Carol Broos is one of twelve teachers who have been invited to participate in a round table discussion concerning the direction of education with the new Secretary of Education Arne Duncan on Jan 21. She was sent five questions in preparation for the meeting. This is the fifth one:
1) A fundamental belief that all people may be created equal, but do not live in equal conditions must be understood;
2) Eliminate local property taxes to fund education. Too often wealthy suburban communities have more to spend on education than poorer urban and rural areas;
2) A national tax based on wealth (not just income) should be imposed to fund education. Many European nations already have such a tax system. Thus, national funds should be used to apportion funds for education according to a formula that administers funds progressively. The wealthier communities get less and the poorer communities get more;
3) State income taxes should be used to fund education. This income tax should be progressive as was the original intent of the income tax during the Progressive Era of U.S. history;
4) Offer housing and education subsidies as well as higher wages to attract better talented teachers to more needy areas.
Sounds really well thought out. In Washington State, the state taxes fund education. This allows rural districts to hire good teachers also. Before the courts forced the state to fund basic education, the rural districts could afford only new teachers. The experienced teachers moved into town and more money. We do have a levy system which originally allowed towns to further fund education beyond basics. Unfortunately, some basic ed needs are now underfunded by the state so levies have become required sources of money.
This is a difficult question. I agree with Harry that funding education through local property taxes is not a satisfactory method. I have lived in many different income level neighborhoods and seen first hand the way this harms the educational process. It also opens doors for much in-fighting and blaming as well as the "my money is going where?" syndrome.
A national tax is an interesting idea and I look forward to further conversation on this topic.
Equity of funds should be equal funding per-student at the state level, this will allow each state to control of their funds and negate some of the cost of living expenses across the nation.
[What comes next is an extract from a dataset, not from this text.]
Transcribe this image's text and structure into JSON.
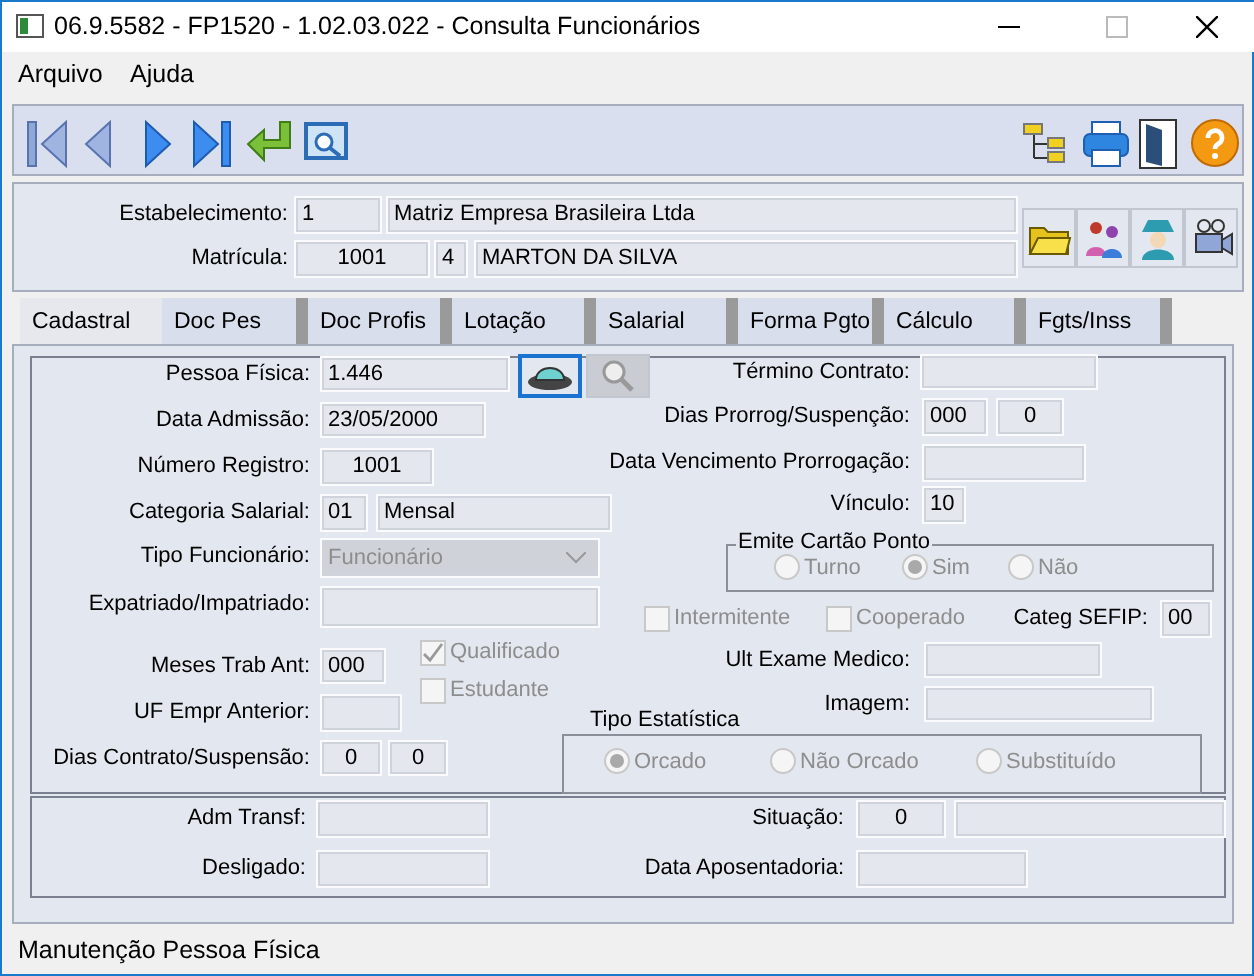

The federal government may collect this in any fashion they choose, but the Federal government should require states, if they want federal funds, to ensure that each district is receiving same per student rate and no other funding would be allowed unless properly allocated by the state with the same terms.
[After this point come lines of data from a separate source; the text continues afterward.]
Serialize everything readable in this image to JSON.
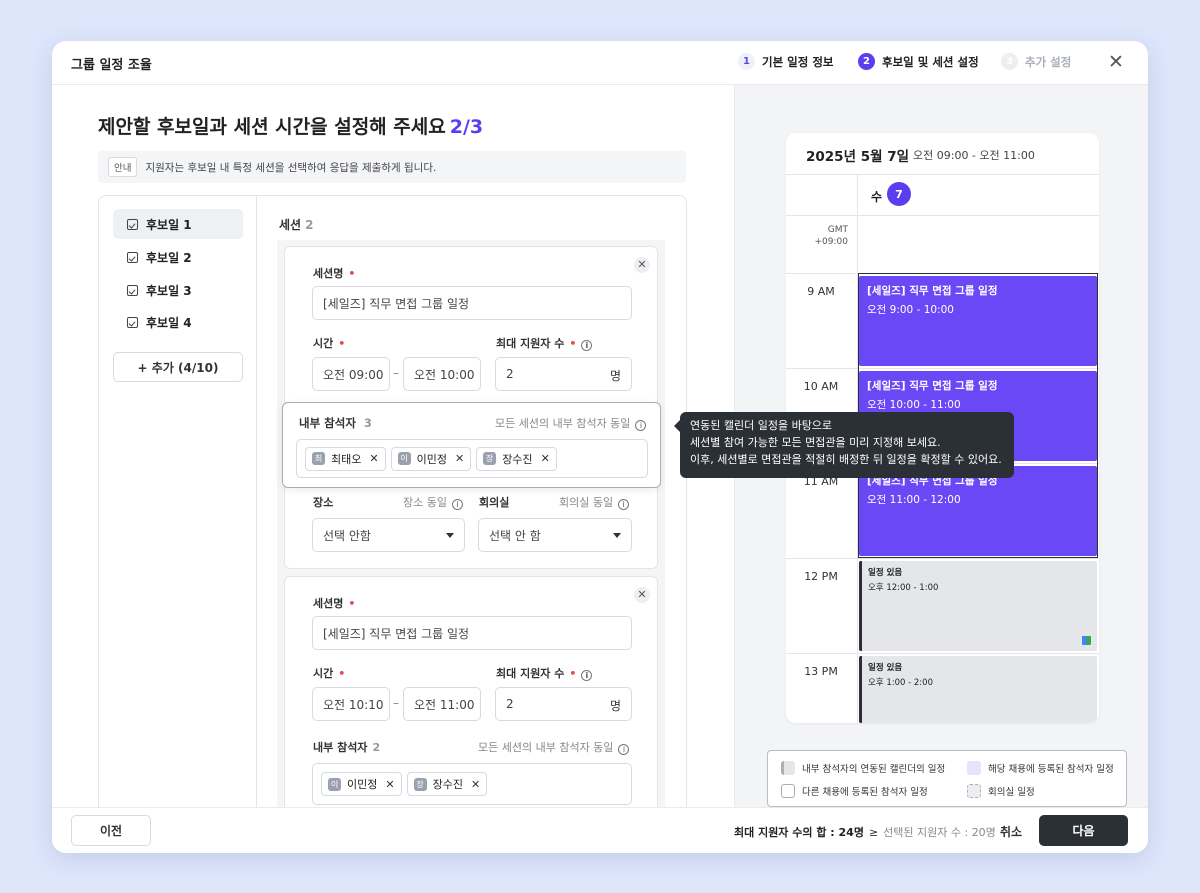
{
  "header": {
    "title": "그룹 일정 조율",
    "steps": [
      {
        "num": "1",
        "label": "기본 일정 정보"
      },
      {
        "num": "2",
        "label": "후보일 및 세션 설정"
      },
      {
        "num": "3",
        "label": "추가 설정"
      }
    ],
    "close_icon": "✕"
  },
  "page": {
    "title": "제안할 후보일과 세션 시간을 설정해 주세요",
    "progress": "2/3",
    "notice_tag": "안내",
    "notice_text": "지원자는 후보일 내 특정 세션을 선택하여 응답을 제출하게 됩니다."
  },
  "sidebar": {
    "items": [
      {
        "label": "후보일 1"
      },
      {
        "label": "후보일 2"
      },
      {
        "label": "후보일 3"
      },
      {
        "label": "후보일 4"
      }
    ],
    "add_label": "+ 추가 (4/10)"
  },
  "sessions": {
    "label": "세션",
    "count": "2",
    "items": [
      {
        "name_label": "세션명",
        "name_value": "[세일즈] 직무 면접 그룹 일정",
        "time_label": "시간",
        "start": "오전 09:00",
        "end": "오전 10:00",
        "max_label": "최대 지원자 수",
        "max_value": "2",
        "unit": "명",
        "participants_label": "내부 참석자",
        "participants_count": "3",
        "participants_hint": "모든 세션의 내부 참석자 동일",
        "participants": [
          {
            "initial": "최",
            "name": "최태오"
          },
          {
            "initial": "이",
            "name": "이민정"
          },
          {
            "initial": "장",
            "name": "장수진"
          }
        ],
        "place_label": "장소",
        "place_hint": "장소 동일",
        "place_value": "선택 안함",
        "room_label": "회의실",
        "room_hint": "회의실 동일",
        "room_value": "선택 안 함"
      },
      {
        "name_label": "세션명",
        "name_value": "[세일즈] 직무 면접 그룹 일정",
        "time_label": "시간",
        "start": "오전 10:10",
        "end": "오전 11:00",
        "max_label": "최대 지원자 수",
        "max_value": "2",
        "unit": "명",
        "participants_label": "내부 참석자",
        "participants_count": "2",
        "participants_hint": "모든 세션의 내부 참석자 동일",
        "participants": [
          {
            "initial": "이",
            "name": "이민정"
          },
          {
            "initial": "장",
            "name": "장수진"
          }
        ]
      }
    ]
  },
  "tooltip": {
    "lines": [
      "연동된 캘린더 일정을 바탕으로",
      "세션별 참여 가능한 모든 면접관을 미리 지정해 보세요.",
      "이후, 세션별로 면접관을 적절히 배정한 뒤 일정을 확정할 수 있어요."
    ]
  },
  "calendar": {
    "date": "2025년 5월 7일",
    "range": "오전 09:00 - 오전 11:00",
    "dow": "수",
    "day": "7",
    "gmt": [
      "GMT",
      "+09:00"
    ],
    "hours": [
      "9 AM",
      "10 AM",
      "11 AM",
      "12 PM",
      "13 PM"
    ],
    "events": [
      {
        "title": "[세일즈] 직무 면접 그룹 일정",
        "time": "오전 9:00 - 10:00",
        "kind": "session"
      },
      {
        "title": "[세일즈] 직무 면접 그룹 일정",
        "time": "오전 10:00 - 11:00",
        "kind": "session"
      },
      {
        "title": "[세일즈] 직무 면접 그룹 일정",
        "time": "오전 11:00 - 12:00",
        "kind": "session"
      },
      {
        "title": "일정 있음",
        "time": "오후 12:00 - 1:00",
        "kind": "busy"
      },
      {
        "title": "일정 있음",
        "time": "오후 1:00 - 2:00",
        "kind": "busy"
      }
    ],
    "legend": [
      "내부 참석자의 연동된 캘린더의 일정",
      "해당 채용에 등록된 참석자 일정",
      "다른 채용에 등록된 참석자 일정",
      "회의실 일정"
    ]
  },
  "footer": {
    "prev_label": "이전",
    "sum_label": "최대 지원자 수의 합 : 24명",
    "sum_op": "≥",
    "selected_label": "선택된 지원자 수 : 20명",
    "cancel_label": "취소",
    "next_label": "다음"
  },
  "colors": {
    "accent": "#5a3ff0",
    "event": "#6a48f5",
    "dark": "#2b2f36",
    "required": "#e5484d"
  }
}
We as educators should not figure out how they get the money. If there is need for more funds is not the question. That is not the area we have experience in. It is about the impact equity in education will have on the students. We have experience of the effects monies have on the students and the unequal of allocation per student occurs within states across the districts. We as educators should remain in our expertise. Hopefully it will be stated that we believe each student is worth the same financially no matter were we live.
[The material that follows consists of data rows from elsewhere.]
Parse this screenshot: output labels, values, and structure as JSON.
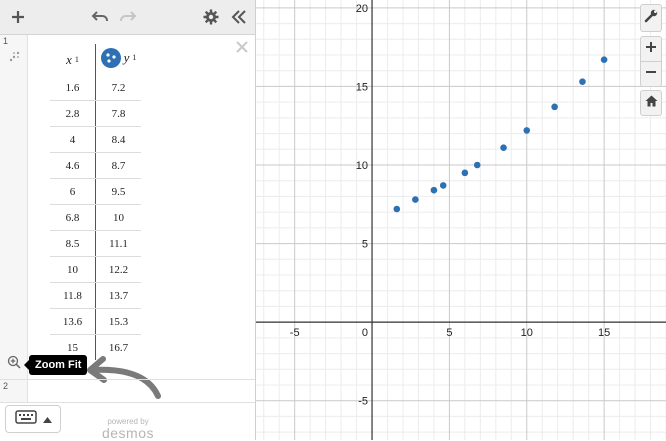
{
  "expressions": [
    {
      "index": "1",
      "table": {
        "columns": [
          {
            "name": "x",
            "sub": "1"
          },
          {
            "name": "y",
            "sub": "1"
          }
        ],
        "rows": [
          [
            "1.6",
            "7.2"
          ],
          [
            "2.8",
            "7.8"
          ],
          [
            "4",
            "8.4"
          ],
          [
            "4.6",
            "8.7"
          ],
          [
            "6",
            "9.5"
          ],
          [
            "6.8",
            "10"
          ],
          [
            "8.5",
            "11.1"
          ],
          [
            "10",
            "12.2"
          ],
          [
            "11.8",
            "13.7"
          ],
          [
            "13.6",
            "15.3"
          ],
          [
            "15",
            "16.7"
          ]
        ]
      }
    },
    {
      "index": "2"
    }
  ],
  "tooltip": {
    "text": "Zoom Fit"
  },
  "footer": {
    "powered_by": "powered by",
    "brand": "desmos"
  },
  "graph": {
    "x_range": [
      -7.5,
      19
    ],
    "y_range": [
      -7.5,
      20.5
    ],
    "x_tick_labels": [
      "-5",
      "0",
      "5",
      "10",
      "15"
    ],
    "y_tick_labels": [
      "20",
      "15",
      "10",
      "5",
      "-5"
    ],
    "point_color": "#2d70b3",
    "points": [
      [
        1.6,
        7.2
      ],
      [
        2.8,
        7.8
      ],
      [
        4,
        8.4
      ],
      [
        4.6,
        8.7
      ],
      [
        6,
        9.5
      ],
      [
        6.8,
        10
      ],
      [
        8.5,
        11.1
      ],
      [
        10,
        12.2
      ],
      [
        11.8,
        13.7
      ],
      [
        13.6,
        15.3
      ],
      [
        15,
        16.7
      ]
    ]
  },
  "colors": {
    "accent": "#2d70b3",
    "toolbar_bg": "#ededed"
  },
  "icons": [
    "add-icon",
    "undo-icon",
    "redo-icon",
    "settings-gear-icon",
    "collapse-double-chevron-icon",
    "wrench-icon",
    "zoom-in-icon",
    "zoom-out-icon",
    "home-icon",
    "zoom-fit-icon",
    "keyboard-icon",
    "caret-up-icon",
    "close-icon",
    "table-drag-icon"
  ]
}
I do wonder if there should be more money sent to poor areas of the nation. This in it self may iron it self out if they were equal at first then reviewed later. This is still a thought that is working around in my mind.
1. Give money directly to the child who is working hard to educate herself or himself. Do not give it to an intermediary agency of any kind, but establish for each child, a financial record into which they can make deposits by learning and achieving. They can then use the fund for any purpose they choose, including college or starting a small business, etc. when they turn 21.
2. I'm no expert in tax law, but why not have a national tuition and national teacher salary "floor" based on a national tax system. Then local community's can do more if they want to? I know that this does not address deep-seated societal inequities; I believe that these cannot be addressed by education alone. BUT, we could ensure that every community has great teachers if the "floor" was an adequate living in any US community. The floor could be cost-adjusted to the local SES conditions based on U.S. Census data on income and basic costs. The U.S. should look at how South Korea does it.
#2 sounds good, until you realize that $40k is a great salary in rural Kansas, but a horrible one in Manhattan or San Francisco. If implemented, #2 would have to be indexed to some measure of the cost of living in an area, not a single number.